Faced with a practical number-crunching problem, the modern practitioner must address a dilemma: Will my solution be better if I write custom software suitable for a commodity floating-point graphics processing unit (GPU) powerhouse, or should I wrap custom hardware logic with elegance and finesse around the same algorithm? This is not an easy decision: choose the former and deal with the fast, powerful, inexpensive, but also inflexible GPU hardware’s idiosyncratic instruction set; choose the latter if you prefer slower-clocked field-programmable gate array (FPGA) hardware to algorithmic requirements. In this paper, Cope et al. take a parametrized, systematic approach to this dilemma.
The classification factors are memory access requirements, arithmetic complexity, and data dependence, with each varying over limited semi-quantitative ranges.
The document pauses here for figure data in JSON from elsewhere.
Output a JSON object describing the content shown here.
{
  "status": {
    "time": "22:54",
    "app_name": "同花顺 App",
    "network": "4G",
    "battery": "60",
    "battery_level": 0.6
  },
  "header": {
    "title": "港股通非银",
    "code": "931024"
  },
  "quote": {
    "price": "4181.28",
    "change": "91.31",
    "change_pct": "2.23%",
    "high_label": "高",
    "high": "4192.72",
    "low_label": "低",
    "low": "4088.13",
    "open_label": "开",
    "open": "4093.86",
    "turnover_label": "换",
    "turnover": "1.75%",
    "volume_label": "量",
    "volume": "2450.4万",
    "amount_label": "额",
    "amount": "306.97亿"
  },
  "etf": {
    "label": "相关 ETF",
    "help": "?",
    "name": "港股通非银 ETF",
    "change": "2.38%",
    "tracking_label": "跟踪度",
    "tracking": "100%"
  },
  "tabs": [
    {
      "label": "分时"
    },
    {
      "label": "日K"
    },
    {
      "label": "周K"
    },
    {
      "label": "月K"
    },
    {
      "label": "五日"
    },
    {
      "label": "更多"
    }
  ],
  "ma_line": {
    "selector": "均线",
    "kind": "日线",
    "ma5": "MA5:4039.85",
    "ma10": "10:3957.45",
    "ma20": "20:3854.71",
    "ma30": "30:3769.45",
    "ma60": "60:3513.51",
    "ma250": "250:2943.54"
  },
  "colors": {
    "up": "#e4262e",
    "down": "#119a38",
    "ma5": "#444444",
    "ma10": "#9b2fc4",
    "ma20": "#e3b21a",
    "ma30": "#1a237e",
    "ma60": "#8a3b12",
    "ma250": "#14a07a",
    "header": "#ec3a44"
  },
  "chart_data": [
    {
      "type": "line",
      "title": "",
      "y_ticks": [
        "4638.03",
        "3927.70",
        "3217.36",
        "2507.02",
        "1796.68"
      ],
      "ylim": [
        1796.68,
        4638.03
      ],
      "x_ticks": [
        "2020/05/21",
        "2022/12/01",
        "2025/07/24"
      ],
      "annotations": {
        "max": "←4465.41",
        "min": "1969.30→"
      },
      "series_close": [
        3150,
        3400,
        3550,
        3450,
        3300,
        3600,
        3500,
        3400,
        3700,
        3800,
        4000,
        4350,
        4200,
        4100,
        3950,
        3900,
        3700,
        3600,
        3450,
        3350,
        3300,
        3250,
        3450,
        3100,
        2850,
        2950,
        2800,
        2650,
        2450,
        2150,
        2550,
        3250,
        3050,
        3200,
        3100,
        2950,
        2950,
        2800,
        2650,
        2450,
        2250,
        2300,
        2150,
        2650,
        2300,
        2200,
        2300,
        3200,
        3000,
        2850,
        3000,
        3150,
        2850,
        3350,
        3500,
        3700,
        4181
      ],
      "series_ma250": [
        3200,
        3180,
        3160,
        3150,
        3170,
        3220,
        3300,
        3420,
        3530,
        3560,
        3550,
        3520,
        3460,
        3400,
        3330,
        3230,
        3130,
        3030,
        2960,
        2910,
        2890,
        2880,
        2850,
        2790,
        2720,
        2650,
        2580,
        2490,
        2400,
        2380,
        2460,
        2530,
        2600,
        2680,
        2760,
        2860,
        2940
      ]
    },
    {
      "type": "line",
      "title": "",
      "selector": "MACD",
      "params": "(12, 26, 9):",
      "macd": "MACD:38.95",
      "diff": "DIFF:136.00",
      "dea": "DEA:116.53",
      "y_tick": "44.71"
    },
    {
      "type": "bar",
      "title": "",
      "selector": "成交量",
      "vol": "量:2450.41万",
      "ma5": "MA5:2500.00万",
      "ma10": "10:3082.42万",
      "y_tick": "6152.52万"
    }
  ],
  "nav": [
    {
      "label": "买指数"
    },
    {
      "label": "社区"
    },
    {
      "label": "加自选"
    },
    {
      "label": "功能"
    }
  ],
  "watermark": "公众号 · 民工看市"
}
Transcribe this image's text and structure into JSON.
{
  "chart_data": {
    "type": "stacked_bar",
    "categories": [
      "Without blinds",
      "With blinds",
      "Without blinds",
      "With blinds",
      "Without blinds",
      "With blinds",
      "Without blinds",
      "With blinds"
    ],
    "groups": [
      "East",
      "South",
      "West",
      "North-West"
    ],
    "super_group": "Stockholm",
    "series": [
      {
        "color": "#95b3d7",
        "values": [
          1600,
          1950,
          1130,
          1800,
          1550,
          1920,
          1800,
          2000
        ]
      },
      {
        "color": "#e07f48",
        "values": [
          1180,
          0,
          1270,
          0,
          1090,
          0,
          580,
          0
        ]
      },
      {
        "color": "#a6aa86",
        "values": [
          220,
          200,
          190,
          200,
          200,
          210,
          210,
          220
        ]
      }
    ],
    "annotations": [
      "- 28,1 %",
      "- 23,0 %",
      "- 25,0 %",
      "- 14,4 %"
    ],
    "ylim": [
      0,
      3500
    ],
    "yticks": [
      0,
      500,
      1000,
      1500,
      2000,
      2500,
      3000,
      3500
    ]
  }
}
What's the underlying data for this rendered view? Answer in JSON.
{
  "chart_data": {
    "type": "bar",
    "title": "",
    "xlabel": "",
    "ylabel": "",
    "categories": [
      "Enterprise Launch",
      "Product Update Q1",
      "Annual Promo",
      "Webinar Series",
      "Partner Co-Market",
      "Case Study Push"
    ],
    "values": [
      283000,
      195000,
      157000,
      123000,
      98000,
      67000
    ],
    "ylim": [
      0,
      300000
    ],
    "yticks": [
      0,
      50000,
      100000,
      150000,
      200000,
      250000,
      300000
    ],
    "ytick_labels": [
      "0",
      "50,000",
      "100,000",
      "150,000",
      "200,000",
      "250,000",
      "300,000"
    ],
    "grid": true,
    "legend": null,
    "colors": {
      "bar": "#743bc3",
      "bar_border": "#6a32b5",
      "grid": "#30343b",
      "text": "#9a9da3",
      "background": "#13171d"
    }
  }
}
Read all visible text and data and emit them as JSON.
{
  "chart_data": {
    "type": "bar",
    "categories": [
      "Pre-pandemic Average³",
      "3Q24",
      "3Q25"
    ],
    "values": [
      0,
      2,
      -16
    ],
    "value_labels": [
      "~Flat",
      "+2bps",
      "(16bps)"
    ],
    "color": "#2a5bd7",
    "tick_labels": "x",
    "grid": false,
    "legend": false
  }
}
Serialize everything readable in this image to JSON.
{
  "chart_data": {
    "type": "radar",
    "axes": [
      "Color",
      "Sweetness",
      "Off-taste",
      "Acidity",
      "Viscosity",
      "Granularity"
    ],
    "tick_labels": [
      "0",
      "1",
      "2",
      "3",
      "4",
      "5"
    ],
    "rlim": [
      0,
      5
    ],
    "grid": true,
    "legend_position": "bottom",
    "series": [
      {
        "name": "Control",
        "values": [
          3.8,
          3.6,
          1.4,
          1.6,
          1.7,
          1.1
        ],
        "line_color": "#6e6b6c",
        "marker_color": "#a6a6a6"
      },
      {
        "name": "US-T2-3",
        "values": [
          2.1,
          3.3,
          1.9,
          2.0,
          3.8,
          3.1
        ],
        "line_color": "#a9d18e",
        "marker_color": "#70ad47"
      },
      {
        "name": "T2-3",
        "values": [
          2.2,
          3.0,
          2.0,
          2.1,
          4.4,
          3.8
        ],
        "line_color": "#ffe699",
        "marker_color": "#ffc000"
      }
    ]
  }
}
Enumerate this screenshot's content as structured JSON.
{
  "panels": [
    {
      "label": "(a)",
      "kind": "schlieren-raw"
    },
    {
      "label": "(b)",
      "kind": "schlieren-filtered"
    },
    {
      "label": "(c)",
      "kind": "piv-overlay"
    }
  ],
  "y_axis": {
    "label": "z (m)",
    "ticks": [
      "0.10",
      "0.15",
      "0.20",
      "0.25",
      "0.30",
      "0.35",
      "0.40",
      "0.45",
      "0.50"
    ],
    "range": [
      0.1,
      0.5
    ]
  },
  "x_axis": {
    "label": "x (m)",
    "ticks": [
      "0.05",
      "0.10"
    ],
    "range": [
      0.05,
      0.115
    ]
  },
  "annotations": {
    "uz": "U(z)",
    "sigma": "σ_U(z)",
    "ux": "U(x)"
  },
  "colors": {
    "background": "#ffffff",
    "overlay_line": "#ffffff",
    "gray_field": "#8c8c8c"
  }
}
Oversimplifying the results, reconfigurable hardware logic shows eclectic adaptability to different problem categories, demonstrating competitive throughput across experimental cases that is bracketed within a relatively small range. On the other hand, commodity GPU throughput varies: it excels where the nature of the problem can exploit hardware architecture and it fails elsewhere. The paper analytically and quantitatively describes what makes commodity GPUs better or worse than FPGAs.
The paper focuses excessively on commodity GPU hardware, which is already past its prime, having succumbed to marketplace competition. Nevertheless, this work’s solid approach and method, if perhaps not all of the included details, are valid.